Dust to Dust — DawgCTF SP26

Description

File: chal.zip

The repository entry only exposes the archive, so the practical challenge is to reverse the included encoder and decode output.txt. The recovered data is not normal plaintext: it is a packed monochrome bitmap that must be reconstructed into an image before the flag becomes readable.

Summary

encoder.c shows that the challenge takes a binary image, packs every 2x3 pixel block into one printable ASCII character, separates compressed rows with }, and terminates the stream with ~. Reversing that packing reconstructs the original bitmap, and rendering it reveals a handwritten DawgCTF flag.

Analysis

1. Read the encoder instead of guessing the format

The key artifact is encoder.c. Its input validation immediately tells us what the original data looked like:

• input.txt must contain only 0 and 1
• every row length must be a multiple of 3
• all rows must have equal length
• the number of rows must be a multiple of 2

That is a strong sign that the encoder is treating the file as a binary image or bitmap, not as text.

2. Understand the 2x3 packing rule

Inside compressArray, the encoder reads pixels in this order:

buffer[0] = arr[l*2][w*3];
buffer[1] = arr[l*2][w*3 + 1];
buffer[2] = arr[l*2][w*3 + 2];
buffer[3] = arr[l*2 + 1][w*3];
buffer[4] = arr[l*2 + 1][w*3 + 1];
buffer[5] = arr[l*2 + 1][w*3 + 2];

So each encoded character represents a 2-row by 3-column block:

top row:    b0 b1 b2
bottom row: b3 b4 b5

The six bits are parsed as a binary integer and shifted into the printable ASCII range:

long bin = strtol(buffer, NULL, 2);
c = (char)(0b00100000 + bin);

So the mapping is:

encoded_char = chr(int(six_bits, 2) + 0x20)

3. Understand the row delimiters

writeArray writes each compressed row followed by 0x7d (}), then appends 0x7e (~) once at the end:

fprintf(output, "%s%c", arr[i], (char)0b01111101);
...
fprintf(output, "%c", (char)0b01111110);

That means the decoding procedure is deterministic:

1. remove the final ~
2. split the stream on }
3. for each character in a compressed row, compute ord(ch) - 32
4. convert that value back to a 6-bit binary string
5. use the first 3 bits for the top row chunk and the last 3 bits for the bottom row chunk
6. append those chunks to reconstruct the full bitmap

4. Rebuild and render the bitmap

Once the rows are reconstructed, the output is a large black-and-white image. Writing it back as plain bitmap text or as a PBM image makes the content visible immediately.

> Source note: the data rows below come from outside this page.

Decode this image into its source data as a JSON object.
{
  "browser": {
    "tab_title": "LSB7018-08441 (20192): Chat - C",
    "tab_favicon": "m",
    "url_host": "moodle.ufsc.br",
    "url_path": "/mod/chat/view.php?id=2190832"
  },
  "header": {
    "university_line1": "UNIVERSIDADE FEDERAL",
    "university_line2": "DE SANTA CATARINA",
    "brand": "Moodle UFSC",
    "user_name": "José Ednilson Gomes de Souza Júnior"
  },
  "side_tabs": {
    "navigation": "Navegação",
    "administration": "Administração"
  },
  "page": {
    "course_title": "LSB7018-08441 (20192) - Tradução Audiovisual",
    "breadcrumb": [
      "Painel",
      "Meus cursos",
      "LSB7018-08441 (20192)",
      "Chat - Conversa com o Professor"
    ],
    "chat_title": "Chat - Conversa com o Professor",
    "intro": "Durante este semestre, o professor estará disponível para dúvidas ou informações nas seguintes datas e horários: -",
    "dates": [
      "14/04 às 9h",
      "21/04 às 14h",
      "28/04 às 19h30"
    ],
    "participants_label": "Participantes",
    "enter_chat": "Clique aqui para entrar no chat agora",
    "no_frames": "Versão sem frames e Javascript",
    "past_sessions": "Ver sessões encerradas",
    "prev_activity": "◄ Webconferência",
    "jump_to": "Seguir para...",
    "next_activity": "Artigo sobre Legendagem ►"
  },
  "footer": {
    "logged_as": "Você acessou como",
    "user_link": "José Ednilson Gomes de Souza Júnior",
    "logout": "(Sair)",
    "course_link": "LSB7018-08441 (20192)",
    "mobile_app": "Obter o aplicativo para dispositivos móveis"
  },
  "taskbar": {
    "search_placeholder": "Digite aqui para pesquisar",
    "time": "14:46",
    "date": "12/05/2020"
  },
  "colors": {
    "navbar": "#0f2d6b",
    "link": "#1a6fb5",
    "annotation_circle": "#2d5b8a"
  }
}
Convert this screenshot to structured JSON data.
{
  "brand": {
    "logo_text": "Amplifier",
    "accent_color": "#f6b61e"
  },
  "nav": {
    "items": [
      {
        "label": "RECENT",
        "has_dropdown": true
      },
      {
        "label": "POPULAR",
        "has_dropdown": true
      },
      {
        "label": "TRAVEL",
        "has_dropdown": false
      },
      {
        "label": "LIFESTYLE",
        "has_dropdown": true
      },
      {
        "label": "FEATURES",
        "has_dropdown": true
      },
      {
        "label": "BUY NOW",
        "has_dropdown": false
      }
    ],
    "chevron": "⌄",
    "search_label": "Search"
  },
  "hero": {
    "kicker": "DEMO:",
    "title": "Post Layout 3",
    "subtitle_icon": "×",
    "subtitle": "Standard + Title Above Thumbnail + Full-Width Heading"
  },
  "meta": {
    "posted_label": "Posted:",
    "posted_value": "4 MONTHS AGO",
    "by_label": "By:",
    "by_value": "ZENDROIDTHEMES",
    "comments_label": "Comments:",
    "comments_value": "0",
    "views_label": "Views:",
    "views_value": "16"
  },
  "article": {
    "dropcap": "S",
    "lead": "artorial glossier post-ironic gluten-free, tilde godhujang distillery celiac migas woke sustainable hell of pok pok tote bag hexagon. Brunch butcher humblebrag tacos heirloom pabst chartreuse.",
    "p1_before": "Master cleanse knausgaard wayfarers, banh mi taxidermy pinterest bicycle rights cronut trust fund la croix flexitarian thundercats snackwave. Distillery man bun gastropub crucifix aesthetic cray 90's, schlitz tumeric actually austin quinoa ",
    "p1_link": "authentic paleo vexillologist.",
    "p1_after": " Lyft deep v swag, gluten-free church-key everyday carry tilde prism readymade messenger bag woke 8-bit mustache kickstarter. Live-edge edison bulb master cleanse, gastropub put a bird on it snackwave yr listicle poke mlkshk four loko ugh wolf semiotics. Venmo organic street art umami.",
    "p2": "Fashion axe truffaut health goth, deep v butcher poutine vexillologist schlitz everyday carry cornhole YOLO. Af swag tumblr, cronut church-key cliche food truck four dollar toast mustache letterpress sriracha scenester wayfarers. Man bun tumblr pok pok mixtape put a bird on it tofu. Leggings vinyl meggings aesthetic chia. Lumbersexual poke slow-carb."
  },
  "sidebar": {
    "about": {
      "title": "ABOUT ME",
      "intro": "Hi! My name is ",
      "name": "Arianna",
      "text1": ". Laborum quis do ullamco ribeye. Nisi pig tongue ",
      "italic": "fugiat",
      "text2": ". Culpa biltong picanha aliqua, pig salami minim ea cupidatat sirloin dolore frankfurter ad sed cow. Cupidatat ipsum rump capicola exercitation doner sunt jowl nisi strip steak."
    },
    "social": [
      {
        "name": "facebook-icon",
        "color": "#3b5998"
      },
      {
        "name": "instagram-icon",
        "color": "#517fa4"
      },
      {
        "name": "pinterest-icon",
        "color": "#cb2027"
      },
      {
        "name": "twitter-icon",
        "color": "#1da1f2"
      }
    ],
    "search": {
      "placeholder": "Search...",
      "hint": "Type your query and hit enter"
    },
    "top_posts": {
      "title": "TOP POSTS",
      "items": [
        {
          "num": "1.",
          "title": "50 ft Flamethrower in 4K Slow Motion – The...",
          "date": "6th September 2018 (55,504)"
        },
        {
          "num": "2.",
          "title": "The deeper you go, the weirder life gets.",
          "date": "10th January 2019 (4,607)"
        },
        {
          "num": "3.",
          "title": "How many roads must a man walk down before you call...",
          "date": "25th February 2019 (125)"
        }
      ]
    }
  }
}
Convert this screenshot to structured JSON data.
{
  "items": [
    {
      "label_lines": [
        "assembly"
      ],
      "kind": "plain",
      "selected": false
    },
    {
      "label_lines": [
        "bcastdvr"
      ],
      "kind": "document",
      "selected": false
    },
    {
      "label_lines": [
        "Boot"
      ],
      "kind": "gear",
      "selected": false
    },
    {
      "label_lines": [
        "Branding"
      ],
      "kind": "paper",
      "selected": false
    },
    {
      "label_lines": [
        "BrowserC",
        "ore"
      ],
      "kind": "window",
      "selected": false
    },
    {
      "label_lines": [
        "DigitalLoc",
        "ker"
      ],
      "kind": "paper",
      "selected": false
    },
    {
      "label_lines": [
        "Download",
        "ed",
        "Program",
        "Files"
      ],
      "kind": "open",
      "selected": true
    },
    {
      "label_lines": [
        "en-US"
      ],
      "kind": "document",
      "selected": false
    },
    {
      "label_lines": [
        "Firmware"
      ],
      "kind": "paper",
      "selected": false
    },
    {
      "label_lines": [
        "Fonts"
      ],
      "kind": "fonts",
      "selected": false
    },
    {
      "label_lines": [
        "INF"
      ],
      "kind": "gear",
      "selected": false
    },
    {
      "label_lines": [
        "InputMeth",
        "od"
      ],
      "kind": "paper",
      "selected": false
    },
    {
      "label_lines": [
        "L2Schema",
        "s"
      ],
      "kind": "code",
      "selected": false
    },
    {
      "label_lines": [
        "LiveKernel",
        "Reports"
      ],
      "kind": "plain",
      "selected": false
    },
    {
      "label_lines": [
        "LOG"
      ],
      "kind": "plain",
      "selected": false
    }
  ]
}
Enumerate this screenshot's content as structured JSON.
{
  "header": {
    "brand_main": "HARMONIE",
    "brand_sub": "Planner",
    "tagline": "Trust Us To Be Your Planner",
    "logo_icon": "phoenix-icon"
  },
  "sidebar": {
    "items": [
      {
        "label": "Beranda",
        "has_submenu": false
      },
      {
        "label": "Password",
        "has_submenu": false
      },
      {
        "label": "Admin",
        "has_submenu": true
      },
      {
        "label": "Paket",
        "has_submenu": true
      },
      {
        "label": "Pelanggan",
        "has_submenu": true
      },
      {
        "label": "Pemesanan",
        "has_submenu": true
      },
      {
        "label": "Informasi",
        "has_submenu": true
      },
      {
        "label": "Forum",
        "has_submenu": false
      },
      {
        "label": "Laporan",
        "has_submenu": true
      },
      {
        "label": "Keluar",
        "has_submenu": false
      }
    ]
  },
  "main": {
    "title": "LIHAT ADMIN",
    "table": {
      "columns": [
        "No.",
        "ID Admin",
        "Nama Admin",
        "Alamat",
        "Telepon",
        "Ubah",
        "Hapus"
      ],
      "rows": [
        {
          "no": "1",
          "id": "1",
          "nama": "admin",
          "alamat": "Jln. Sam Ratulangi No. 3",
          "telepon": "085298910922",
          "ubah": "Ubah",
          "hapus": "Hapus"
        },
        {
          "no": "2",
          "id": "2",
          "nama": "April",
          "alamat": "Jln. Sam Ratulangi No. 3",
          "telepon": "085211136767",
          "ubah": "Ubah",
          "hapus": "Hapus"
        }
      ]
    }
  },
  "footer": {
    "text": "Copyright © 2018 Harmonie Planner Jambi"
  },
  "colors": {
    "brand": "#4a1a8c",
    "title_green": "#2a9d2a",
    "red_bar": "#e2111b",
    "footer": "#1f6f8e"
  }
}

The recovered image contains handwritten text spelling the flag. A few letters are visually ambiguous in the raw handwriting, but the correct final flag is the user-confirmed one below.

Solution

The decoder can be implemented in a few lines of Python:

#!/usr/bin/env python3

from pathlib import Path


def decode(path="output.txt"):
    data = Path(path).read_text()
    assert data.endswith("~"), "missing stream terminator"

    rows = []
    for packed_row in data[:-1].split("}"):
        if not packed_row:
            continue

        top = []
        bottom = []
        for ch in packed_row:
            value = ord(ch) - 0x20
            bits = f"{value:06b}"
            top.append(bits[:3])
            bottom.append(bits[3:])

        rows.append("".join(top))
        rows.append("".join(bottom))

    return rows


def save_outputs(rows):
    Path("recovered_input.txt").write_text("\n".join(rows) + "\n")

    width = len(rows[0])
    height = len(rows)
    with open("recovered.pbm", "w") as f:
        f.write(f"P1\n{width} {height}\n")
        for row in rows:
            f.write(" ".join(row) + "\n")


if __name__ == "__main__":
    bitmap_rows = decode("output.txt")
    save_outputs(bitmap_rows)
    print(f"Recovered bitmap: {len(bitmap_rows)} rows x {len(bitmap_rows[0])} cols")
    print("Saved: recovered_input.txt, recovered.pbm")

Step-by-step

1. Open encoder.c and notice it reads input.txt as a binary bitmap.
2. Observe that compression operates on 2x3 pixel blocks, producing 6-bit values.
3. Notice the printable ASCII bias: each 6-bit value is stored as value + 0x20.
4. Notice the structural delimiters: } separates compressed rows and ~ marks end-of-stream.
5. Reverse the transform by subtracting 0x20, re-expanding to 6 bits, and splitting the bits back into top and bottom 3-pixel chunks.
6. Save the reconstructed rows and render them as a monochrome image.
7. Read the handwritten flag from the recovered bitmap.